Menurut Prabowo dua kandidat itu belum diajukan secara formal pada Gerindra, terlebih pembentukan badan selelsi wagub masih dalam proses.

“Kita masih menunggu dari PKS, kenal aja belom,” ungkapnya.

Kendati begitu dia menyebut, jika pihaknya sudah siap mengisi formatur badan seleksi wagub untuk melakukan fit and proper test bersama dengan PKS.

Kata dia Ketua DPD Gerindra DKI M Taufik dan seorang akademisi bakal mengisi dan mengawal proses seleksi tersebut.

Prabowo pun menampik adanya anggapan jika pembentukan badan seleksi wagub hanya mengulur waktu penetapan wagub DKI baru. Ia pun berkilah jika partainya setengah hati menyerahkan kursi Wagub DKI kepada PKS.

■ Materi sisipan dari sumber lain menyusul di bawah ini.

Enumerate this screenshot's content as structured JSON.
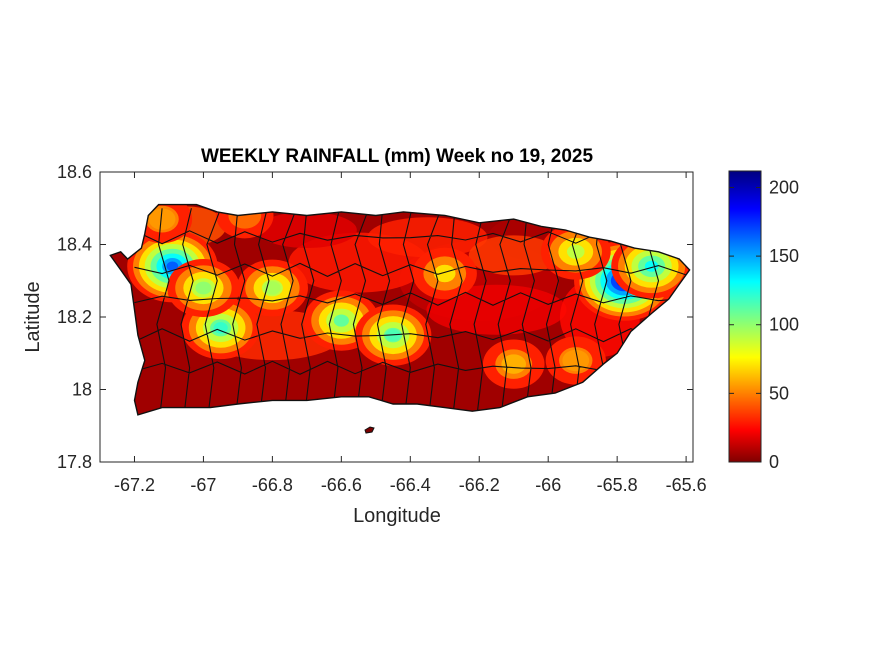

Apalagi ketua DPD Gerindra Mohammad Taufik sempat menyebut pihaknya masih berpeluang mengajukan kandidat apabila calon wagub PKS tidak lolos proses seleksi.

“Bukan begitu maksudnya, kita ini baru berjalan prosesnya. Belum sampai ke sana, kan prosesnya masih berjalan,” kilahnya.

Dia menambahkan, untuk mekanisme pemilihan Wagub setelah mengerucut dua nama hasil seleksi. Teknisnya sesuai dengan tata tertib DPRD yakni melalui voting dan kuorum.

Sebelumnya dikabarkan, ketua DPD Gerindra M Taufik mengatakan pihaknya masih berpeluang mengajukan kandidat, jika calon-calon dari PKS gagal di fit and proper tests.

Dia mengklaim DPD Gerindra dan DPW PKS DKI Jakarta telah sepakat bakal berembuk lagi jika para kandidat gugur.

“Ya nanti kalau tidak lulus misalnya ya berembuk lagi. Berembuk enggak susah ternyata,” kata Taufik.